At first, chromatin was thought to be the component that gave the cell nucleus its color. Later, it was discovered that it is one of the most significant DNA expression controllers and is not merely a coloring agent. The structure of chromosomes is crucial for DNA replication. DNA is packaged in chromatin and nucleosomes, forming a tightly closed structure that is inaccessible to the enzymes in charge of transcription, replication, and DNA repair.

Only a minimal level of gene expression is permitted due to the transcriptionally restrictive packing of DNA structure. The DNA can more easily be copied and transcribed for nucleosome structures that are open or damaged.

Some repressors and activators that interact with RNA to control gene activity during transcription alter the chromatin structure. Activators alter the nucleosome’s structure, stimulating the assembly of the RNA polymerase. Similar modulation of chromatin structure also takes place during replication, enabling the replication mechanism to exist at the replication origin.

The regulation of gene expression is another function of chromatin. By placing the genes next to silent heterochromatic chromatins, a phenomenon known as location effect variegation can cause the genes to become transcriptionally inactive. Up to 1000 kilobase pairs can separate silent heterochromatin chromatins from genes. Since it results in phenotypic diversity, this phenomenon is known as epigenetics.

FAQs on Chromatin

Question 1: What is chromatin made of?

Answer:

The term “chromatin” describes the DNA and protein mixture that makes up the chromosomes found in the cells of humans and other higher creatures. The enormous amount of DNA contained in a genome is packaged by many proteins, most notably histones, into a form that can fit inside the cell nucleus.

Question 2: Where is chromatin stored?

Answer:

Eukaryotic cells’ nuclei include a combination of macromolecules called chromatin, which is made up of DNA, RNA, and protein.

Question 3: What is the main function of chromatin?

Answer:

The primary role of chromatin is to condense lengthy DNA molecules into smaller volumes by packaging them into compact, dense structures.

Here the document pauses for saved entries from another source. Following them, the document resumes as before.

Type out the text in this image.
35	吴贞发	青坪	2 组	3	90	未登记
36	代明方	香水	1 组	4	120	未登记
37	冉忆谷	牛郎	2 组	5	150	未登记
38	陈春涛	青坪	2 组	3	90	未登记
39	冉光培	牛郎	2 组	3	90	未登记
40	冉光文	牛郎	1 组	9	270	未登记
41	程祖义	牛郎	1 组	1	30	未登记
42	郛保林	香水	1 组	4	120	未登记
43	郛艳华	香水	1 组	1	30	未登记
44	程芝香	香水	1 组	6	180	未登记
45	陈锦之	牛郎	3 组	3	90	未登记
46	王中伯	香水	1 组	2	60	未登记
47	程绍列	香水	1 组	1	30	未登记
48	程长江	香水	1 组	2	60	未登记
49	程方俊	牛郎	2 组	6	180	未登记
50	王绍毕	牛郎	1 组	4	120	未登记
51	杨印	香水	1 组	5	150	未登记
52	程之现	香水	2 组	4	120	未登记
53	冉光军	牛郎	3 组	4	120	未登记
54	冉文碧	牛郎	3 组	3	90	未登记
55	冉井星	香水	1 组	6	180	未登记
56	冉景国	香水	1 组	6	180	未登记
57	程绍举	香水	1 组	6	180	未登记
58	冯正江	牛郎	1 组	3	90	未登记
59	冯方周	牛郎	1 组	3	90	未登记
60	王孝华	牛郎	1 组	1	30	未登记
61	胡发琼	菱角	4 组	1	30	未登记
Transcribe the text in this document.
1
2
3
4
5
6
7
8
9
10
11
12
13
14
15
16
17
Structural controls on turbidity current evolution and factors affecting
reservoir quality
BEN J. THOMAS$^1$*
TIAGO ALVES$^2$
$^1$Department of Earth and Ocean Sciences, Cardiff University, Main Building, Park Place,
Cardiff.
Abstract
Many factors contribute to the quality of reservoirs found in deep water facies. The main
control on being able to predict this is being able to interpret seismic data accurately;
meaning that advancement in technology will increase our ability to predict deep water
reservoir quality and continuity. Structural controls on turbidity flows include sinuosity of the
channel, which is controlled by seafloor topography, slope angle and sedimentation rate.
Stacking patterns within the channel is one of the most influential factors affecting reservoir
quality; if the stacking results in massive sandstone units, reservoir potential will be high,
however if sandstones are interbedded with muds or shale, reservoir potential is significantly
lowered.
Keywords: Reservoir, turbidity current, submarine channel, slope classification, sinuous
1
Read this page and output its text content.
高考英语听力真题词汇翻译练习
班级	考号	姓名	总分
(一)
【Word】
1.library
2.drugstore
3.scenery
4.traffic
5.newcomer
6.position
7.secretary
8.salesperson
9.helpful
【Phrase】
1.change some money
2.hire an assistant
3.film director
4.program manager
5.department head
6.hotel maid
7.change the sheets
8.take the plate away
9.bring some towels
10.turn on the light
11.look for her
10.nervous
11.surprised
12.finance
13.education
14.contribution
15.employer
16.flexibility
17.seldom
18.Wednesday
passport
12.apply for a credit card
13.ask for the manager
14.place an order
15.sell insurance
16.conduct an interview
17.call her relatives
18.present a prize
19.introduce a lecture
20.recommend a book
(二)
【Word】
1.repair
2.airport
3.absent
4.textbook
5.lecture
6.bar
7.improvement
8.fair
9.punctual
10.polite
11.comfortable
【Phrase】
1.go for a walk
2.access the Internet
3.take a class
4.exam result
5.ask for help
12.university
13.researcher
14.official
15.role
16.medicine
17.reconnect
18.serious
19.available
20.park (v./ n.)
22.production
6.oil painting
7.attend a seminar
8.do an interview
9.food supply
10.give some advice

Question 4: What are the two types of chromatin?

Answer:

There are two varieties of chromatin. One type, referred to as euchromatin, is less compressed and capable of transcription. Heterochromatin is the name of the second type, which is extremely compressed and not usually transcribed.

Question 5: What is half a chromosome called?

Answer:

One of a chromosome’s two identical halves that have been replicated in preparation for cell division is known as a chromatid. The centromere, a constrictive area of the chromosome, is where the two “sister” chromatids are linked.

Question 6: What is facultative chromatin?

Answer:

The cytological expression of epigenetic mechanisms that control gene expression is facultative heterochromatin. Histone H3 methylation and the presence of HP1 proteins distinguish constitutive heterochromatin from facultative heterochromatin, whose chromatin alterations are less well understood.